You could create one function that accepts the same first three arguments and then a logical stating whether you want it to be uni or multivariate.
Make a case for why norm_r(), norm_d() etc would be better than rnorm(), dnorm(). Make a case for the opposite.
Taken from: https://jrnold.github.io/r4ds-exercise-solutions/functions.html#when-should-you-write-a-function
If named norm_r and norm_d, it groups the family of functions related to the normal distribution. If named rnorm, and dnorm, functions related to are grouped into families by the action they perform. r* functions always sample from distributions: rnorm, rbinom, runif, rexp. d* functions calculate the probability density or mass of a distribution: dnorm, dbinom, dunif, dexp.
## Exercises 19.4.4
What’s the difference between if and ifelse()? Carefully read the help and construct three examples that illustrate the key differences.
`ifelse` tests the conditions in a vectorizes way, meaning it returns a vector that can be of length 1 or > 1. `if` tests only one logical statement for an object of length 1.
Write a greeting function that says “good morning”, “good afternoon”, or “good evening”, depending on the time of day. (Hint: use a time argument that defaults to lubridate::now().
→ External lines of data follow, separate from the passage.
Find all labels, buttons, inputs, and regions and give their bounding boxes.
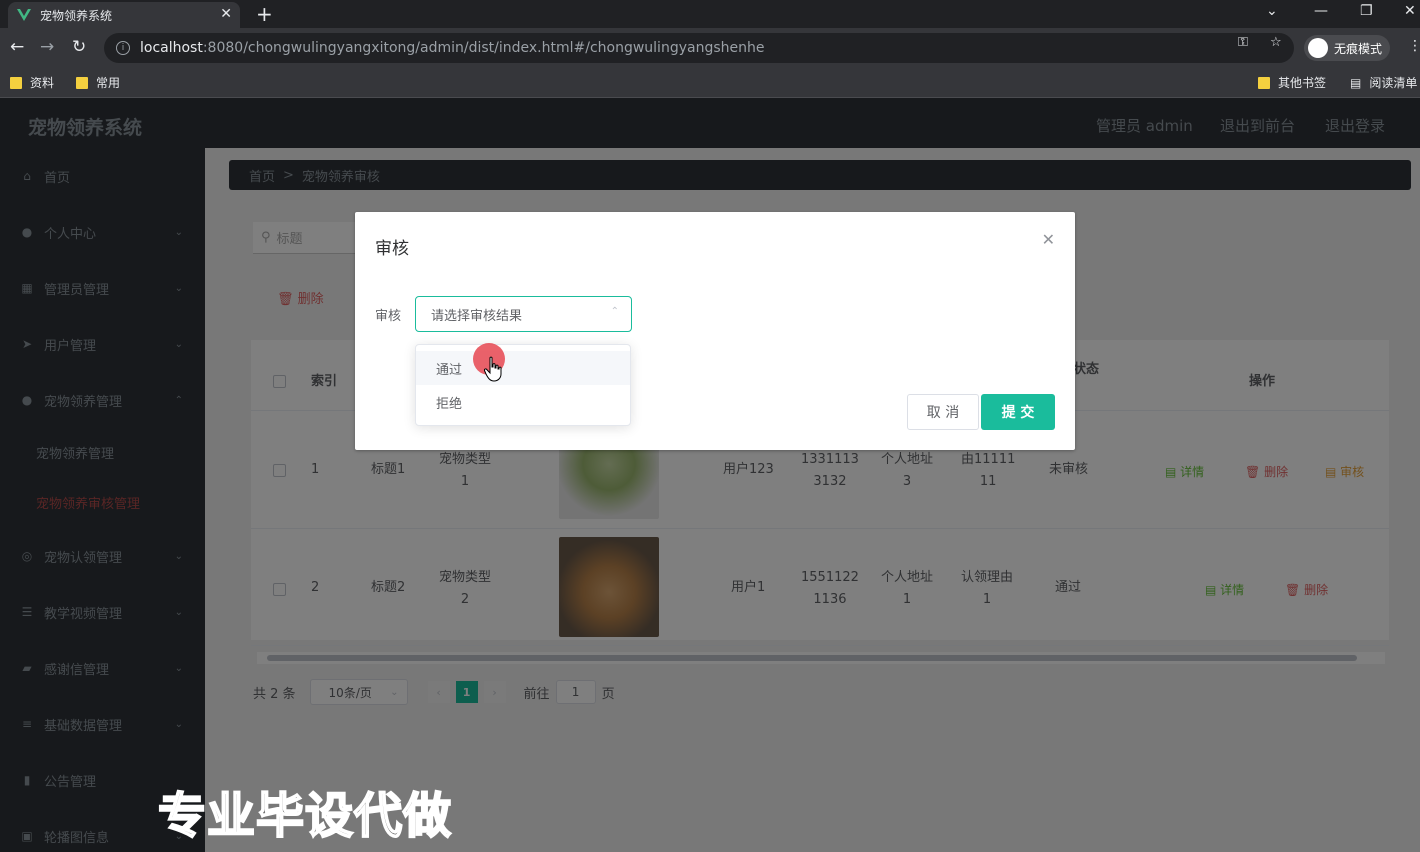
audit-field-label: 审核 [375,309,402,324]
reading-list-icon: ▤ [1350,75,1362,90]
submit-button[interactable]: 提 交 [981,394,1055,430]
chevron-up-icon: ⌃ [610,306,619,317]
minimize-icon[interactable]: — [1314,3,1328,19]
new-tab-icon[interactable]: + [256,2,273,26]
browser-toolbar: ← → ↻ i localhost:8080/chongwulingyangxi… [0,28,1420,68]
url-path: :8080/chongwulingyangxitong/admin/dist/i… [202,40,765,56]
cancel-button[interactable]: 取 消 [907,394,979,430]
dialog-title: 审核 [375,239,409,259]
incognito-badge[interactable]: 无痕模式 [1304,35,1391,61]
option-reject[interactable]: 拒绝 [416,385,630,419]
incognito-label: 无痕模式 [1334,41,1383,56]
watermark-text: 专业毕设代做 [157,787,453,845]
forward-icon[interactable]: → [40,37,54,57]
bookmark-folder[interactable]: 资料 [10,74,54,91]
bookmark-star-icon[interactable]: ☆ [1270,35,1282,50]
vue-logo-icon [17,9,31,21]
bookmark-label: 其他书签 [1278,76,1327,90]
tab-search-icon[interactable]: ⌄ [1266,3,1278,19]
option-approve[interactable]: 通过 [416,351,630,385]
url-host: localhost [140,40,203,56]
reload-icon[interactable]: ↻ [72,37,86,57]
browser-tab[interactable]: 宠物领养系统 ✕ [8,2,240,28]
tab-close-icon[interactable]: ✕ [220,6,232,22]
bookmark-folder[interactable]: 常用 [76,74,120,91]
tab-title: 宠物领养系统 [40,8,113,23]
folder-icon [1258,76,1270,89]
audit-options-dropdown: 通过 拒绝 [415,344,631,426]
bookmark-folder[interactable]: 其他书签 [1258,74,1326,91]
audit-result-select[interactable]: 请选择审核结果 ⌃ [415,296,632,332]
back-icon[interactable]: ← [10,37,24,57]
folder-icon [10,76,22,89]
bookmark-label: 阅读清单 [1369,76,1418,90]
address-bar[interactable]: i localhost:8080/chongwulingyangxitong/a… [104,33,1294,63]
bookmark-label: 常用 [96,76,121,90]
close-icon[interactable]: ✕ [1042,230,1055,249]
close-window-icon[interactable]: ✕ [1404,3,1416,19]
site-info-icon[interactable]: i [116,41,130,55]
browser-menu-icon[interactable]: ⋮ [1408,38,1420,54]
bookmarks-bar: 资料 常用 其他书签 ▤ 阅读清单 [0,68,1420,98]
hand-cursor-icon [484,356,502,382]
folder-icon [76,76,88,89]
select-placeholder: 请选择审核结果 [431,308,523,324]
incognito-icon [1308,38,1328,58]
key-icon[interactable]: ⚿ [1238,35,1248,50]
restore-icon[interactable]: ❐ [1360,3,1373,19]
browser-tabbar: 宠物领养系统 ✕ + ⌄ — ❐ ✕ [0,0,1420,28]
bookmark-label: 资料 [30,76,55,90]
reading-list[interactable]: ▤ 阅读清单 [1350,74,1417,91]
That will make it easier to test your function.)
```{r}
greeter <- function(now = now()) {
if (between(hour(now), 8, 13)) {
print("Good morning")
} else if (between(hour(now), 13, 18)) {
print("Good afternoon")
} else {
print("Good evening")
}
}
greeter(now())
```
Implement a fizzbuzz function. It takes a single number as input. If the number is divisible by three, it returns “fizz”. If it’s divisible by five it returns “buzz”. If it’s divisible by three and five, it returns “fizzbuzz”. Otherwise, it returns the number. Make sure you first write working code before you create the function.
```{r}
x <- 9
fizzbuzz <- function(x) {
by_three <- x %% 3 == 0
by_five <- x %% 5 == 0
if (by_three && by_five) {
return("fizzbuzz")
} else if (by_three) {
return("fizz")
} else if (by_five) {
return("buzz")
} else {
return(x)
}
}
sapply(1:20, fizzbuzz)
```
How could you use cut() to simplify this set of nested if-else statements?
```{r}
temp <- c(27, 30)
if (temp <= 0) {
"freezing"
} else if (temp <= 10) {
"cold"
} else if (temp <= 20) {
"cool"
} else if (temp <= 30) {
"warm"
} else {
"hot"
}
cut(temp, breaks = seq(-10, 40, 10),
labels = c("freezing", "cold", "cool", "warm", "hot"))
```
How would you change the call to cut() if I’d used < instead of <=? What is the other chief advantage of cut() for this problem? (Hint: what happens if you have many values in temp?)
First, that it's vectorized, so I can recode a vector of values with the single function and second that it controls the closing points of what to recode such as:
```{r}
cut(temp, breaks = seq(-10, 40, 10),
right = FALSE,
labels = c("freezing", "cold", "cool", "warm", "hot"))
```
What happens if you use switch() with numeric values?
```{r, eval = FALSE}
x = 2
switch(x, 1 = "No", 2 = "Yes")
switch(x, `1` = "No", `2` = "Yes")
```
What does this switch() call do? What happens if x is “e”?
```{r}
x <- "d"
switch(x,
a = ,
b = "ab",
c = ,
d = "cd"
)
```
When a slot is empty it finds the next slot that has values.
```{r}
x <- "a"
switch(x,
a = ,
z = ,
b = "ab",
c = ,
d = "cd"
)
```
## Exercises 19.5.5
What does commas(letters, collapse = "-") do? Why?
```{r}
commas <- function(..., collapse = ",") {
str_c(..., collapse = collapse)
}
commas(letters, collapse = "-")
```
You get them `-` separated!
It’d be nice if you could supply multiple characters to the pad argument, e.g. rule("Title", pad = "-+"). Why doesn’t this currently work? How could you fix it?
```{r}
rule <- function(..., pad = "-") {
title <- paste0(...)
width <- getOption("width") - nchar(title) - 5
pad_char <- nchar(pad)
cat(title, " ", stringr::str_dup(pad, width / pad_char), "\n", sep = "")
}
rule("my title", pad = "-+")
```
What does the trim argument to mean() do? When might you use it?
```{r}
mean(c(99, 1:10))
mean(c(99, 1:10), trim = 0.1)
```
In this case, it trimes `10%` of the the vector on both sides.
The default value for the method argument to cor() is c("pearson", "kendall", "spearman"). What does that mean? What value is used by default?
The first value is used by default and you have the option of specifying any of the three values.